The Mono Lake Committee recently received the Los Angeles Department of Water & Power’s (DWP) forecast for Mono Lake levels for the 2013 runoff year (April 1, 2013–March 31, 2014). The lake level forecast is primarily based on the preliminary April 1 runoff forecast of 66%, which makes this year officially “dry.”
Median levels of precipitation and evaporation are assumed, so after September the accuracy depends on how wet next fall and winter will be. The elevations in the table below are in feet above mean sea level.
The predicted lake levels for this summer around 6,381 feet are similar to what was observed in summer 2004 and winter 2009–10 (2004 and 2009 are shown above for comparison, but both were wetter years than this year). If the lake does drop to a fall low point of 6,380.4 feet, it would be the lowest Mono Lake has been since 1996.
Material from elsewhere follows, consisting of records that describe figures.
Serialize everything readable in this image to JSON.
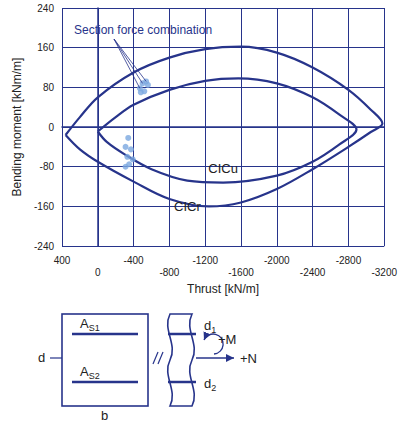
{
  "chart_data": {
    "type": "line",
    "x_label": "Thrust [kN/m]",
    "y_label": "Bending moment [kNm/m]",
    "xlim": [
      400,
      -3200
    ],
    "xticks": [
      400,
      0,
      -400,
      -800,
      -1200,
      -1600,
      -2000,
      -2400,
      -2800,
      -3200
    ],
    "ylim": [
      -240,
      240
    ],
    "yticks": [
      -240,
      -160,
      -80,
      0,
      80,
      160,
      240
    ],
    "grid": true,
    "series": [
      {
        "name": "CICr",
        "type": "line",
        "color": "#27348b",
        "x": [
          360,
          200,
          0,
          -400,
          -800,
          -1200,
          -1600,
          -2000,
          -2400,
          -2800,
          -3050,
          -3180,
          -3050,
          -2800,
          -2400,
          -2000,
          -1600,
          -1240,
          -800,
          -400,
          0,
          200,
          360
        ],
        "values": [
          -16,
          20,
          60,
          110,
          140,
          157,
          162,
          150,
          120,
          75,
          35,
          7,
          -10,
          -40,
          -85,
          -125,
          -152,
          -160,
          -145,
          -110,
          -70,
          -45,
          -16
        ]
      },
      {
        "name": "CICu",
        "type": "line",
        "color": "#27348b",
        "x": [
          0,
          -200,
          -400,
          -800,
          -1200,
          -1570,
          -2000,
          -2400,
          -2700,
          -2890,
          -2700,
          -2400,
          -2000,
          -1400,
          -1000,
          -600,
          -300,
          -100,
          0
        ],
        "values": [
          -9,
          20,
          45,
          75,
          93,
          98,
          88,
          60,
          25,
          -5,
          -35,
          -70,
          -98,
          -112,
          -108,
          -85,
          -55,
          -30,
          -9
        ]
      },
      {
        "name": "Section force combination",
        "type": "scatter",
        "color": "#7ba7e0",
        "x": [
          -470,
          -500,
          -540,
          -560,
          -520,
          -480,
          -340,
          -310,
          -370,
          -330,
          -390,
          -350,
          -310
        ],
        "values": [
          78,
          88,
          92,
          85,
          72,
          70,
          -22,
          -40,
          -45,
          -60,
          -65,
          -75,
          -80
        ]
      }
    ]
  },
  "section_diagram": {
    "labels": [
      {
        "main": "A",
        "sub": "S1"
      },
      {
        "main": "A",
        "sub": "S2"
      },
      {
        "main": "d",
        "sub": ""
      },
      {
        "main": "b",
        "sub": ""
      },
      {
        "main": "d",
        "sub": "1"
      },
      {
        "main": "d",
        "sub": "2"
      },
      {
        "main": "+M",
        "sub": ""
      },
      {
        "main": "+N",
        "sub": ""
      }
    ]
  }
}
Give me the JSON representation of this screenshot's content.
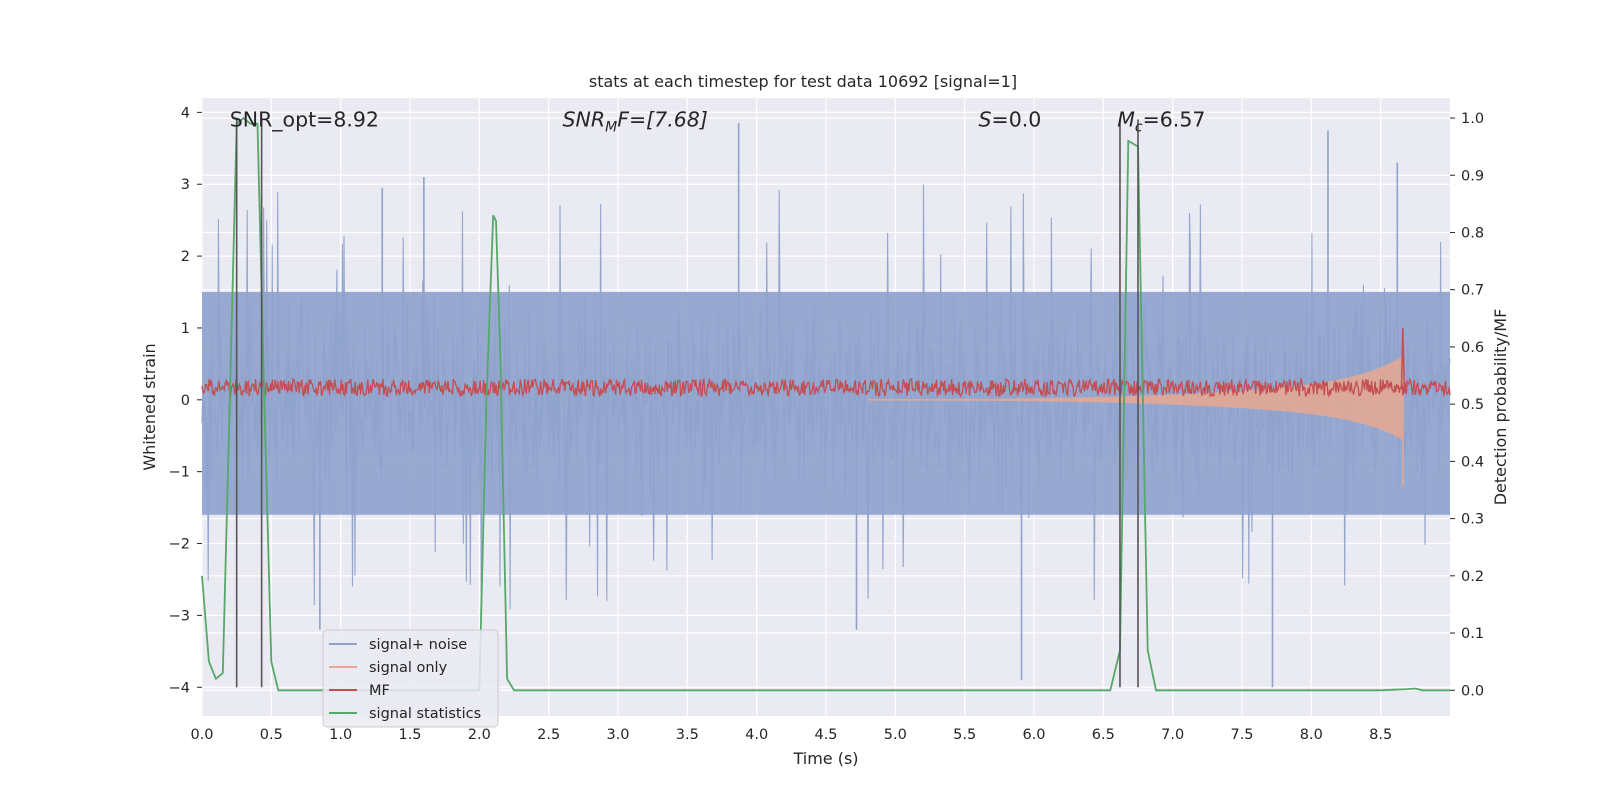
{
  "chart_data": {
    "type": "line",
    "title": "stats at each timestep for test data 10692 [signal=1]",
    "xlabel": "Time (s)",
    "ylabel_left": "Whitened strain",
    "ylabel_right": "Detection probability/MF",
    "xlim": [
      0.0,
      9.0
    ],
    "ylim_left": [
      -4.4,
      4.2
    ],
    "ylim_right": [
      -0.045,
      1.035
    ],
    "grid": true,
    "legend_position": "lower-left",
    "x_ticks": [
      "0.0",
      "0.5",
      "1.0",
      "1.5",
      "2.0",
      "2.5",
      "3.0",
      "3.5",
      "4.0",
      "4.5",
      "5.0",
      "5.5",
      "6.0",
      "6.5",
      "7.0",
      "7.5",
      "8.0",
      "8.5"
    ],
    "y_ticks_left": [
      "4",
      "3",
      "2",
      "1",
      "0",
      "−1",
      "−2",
      "−3",
      "−4"
    ],
    "y_ticks_right": [
      "1.0",
      "0.9",
      "0.8",
      "0.7",
      "0.6",
      "0.5",
      "0.4",
      "0.3",
      "0.2",
      "0.1",
      "0.0"
    ],
    "annotations": [
      {
        "text": "SNR_opt=8.92",
        "italic": false,
        "x": 0.2,
        "y": 3.9
      },
      {
        "text": "SNR",
        "sub": "M",
        "tail": "F=[7.68]",
        "italic": true,
        "x": 2.6,
        "y": 3.9
      },
      {
        "text": "S",
        "tail": "=0.0",
        "italic": true,
        "x": 5.6,
        "y": 3.9
      },
      {
        "text": "M",
        "sub": "c",
        "tail": "=6.57",
        "italic": true,
        "x": 6.6,
        "y": 3.9
      }
    ],
    "vlines": [
      {
        "x": 0.25,
        "ymin": -4.0,
        "ymax": 3.9
      },
      {
        "x": 0.43,
        "ymin": -4.0,
        "ymax": 3.9
      },
      {
        "x": 6.62,
        "ymin": -4.0,
        "ymax": 3.9
      },
      {
        "x": 6.75,
        "ymin": -4.0,
        "ymax": 3.9
      }
    ],
    "series": [
      {
        "name": "signal+ noise",
        "color": "#8ea2cc",
        "axis": "left",
        "kind": "noise",
        "band": [
          -1.6,
          1.5
        ],
        "typical_extremes": [
          -2.4,
          2.4
        ],
        "max_spike": 3.85,
        "min_spike": -4.0
      },
      {
        "name": "signal only",
        "color": "#e8a890",
        "axis": "left",
        "kind": "chirp",
        "start": 4.8,
        "end": 8.66,
        "peak_amplitude": 1.0
      },
      {
        "name": "MF",
        "color": "#c44e52",
        "axis": "left",
        "kind": "noisy-level",
        "mean": 0.17,
        "amplitude": 0.12,
        "spike": {
          "x": 8.66,
          "value": 1.0
        }
      },
      {
        "name": "signal statistics",
        "color": "#55a868",
        "axis": "right",
        "kind": "line",
        "x": [
          0.0,
          0.05,
          0.1,
          0.15,
          0.2,
          0.25,
          0.3,
          0.35,
          0.4,
          0.45,
          0.5,
          0.55,
          0.6,
          0.8,
          1.0,
          1.5,
          2.0,
          2.05,
          2.1,
          2.12,
          2.15,
          2.2,
          2.25,
          2.3,
          2.5,
          3.0,
          4.0,
          5.0,
          6.0,
          6.55,
          6.62,
          6.68,
          6.75,
          6.82,
          6.88,
          7.0,
          7.5,
          8.0,
          8.5,
          8.7,
          8.75,
          8.8,
          8.9,
          9.0
        ],
        "y": [
          0.2,
          0.05,
          0.02,
          0.03,
          0.5,
          0.99,
          1.0,
          0.99,
          0.99,
          0.5,
          0.05,
          0.0,
          0.0,
          0.0,
          0.0,
          0.0,
          0.0,
          0.5,
          0.83,
          0.82,
          0.6,
          0.02,
          0.0,
          0.0,
          0.0,
          0.0,
          0.0,
          0.0,
          0.0,
          0.0,
          0.07,
          0.96,
          0.95,
          0.07,
          0.0,
          0.0,
          0.0,
          0.0,
          0.0,
          0.002,
          0.003,
          0.0,
          0.0,
          0.0
        ]
      }
    ]
  }
}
This is the second dry year in a row. It follows a very warm year last year when Mono Lake dropped 1.8 feet, entirely erasing the rise in lake level from the previous wet year, and an extraordinary drop for recent decades (see more on this in the Spring & Summer Newsletter Lakewatch article—coming soon).
As long as Mono Lake remains above 6,380.0 feet on April 1 each year, DWP is permitted to export 16,000 acre-feet of water during the runoff year. Exports are cut back to 4,500 acre-feet when Mono Lake is below 6,380.0 feet, and zero export is allowed any time the lake falls below 6,377 feet. Over the long term, the lake is currently rising to a target level of 6,392 feet above sea level, when export restrictions will change. It rises in wet years and falls in dry years, so the transition to the future management level is expected to take decades. After September 28, 2014 (20 years after the State Water Board’s Decision 1631 ordering the lake to rise) the State Water Board will hold a hearing on the lake’s condition.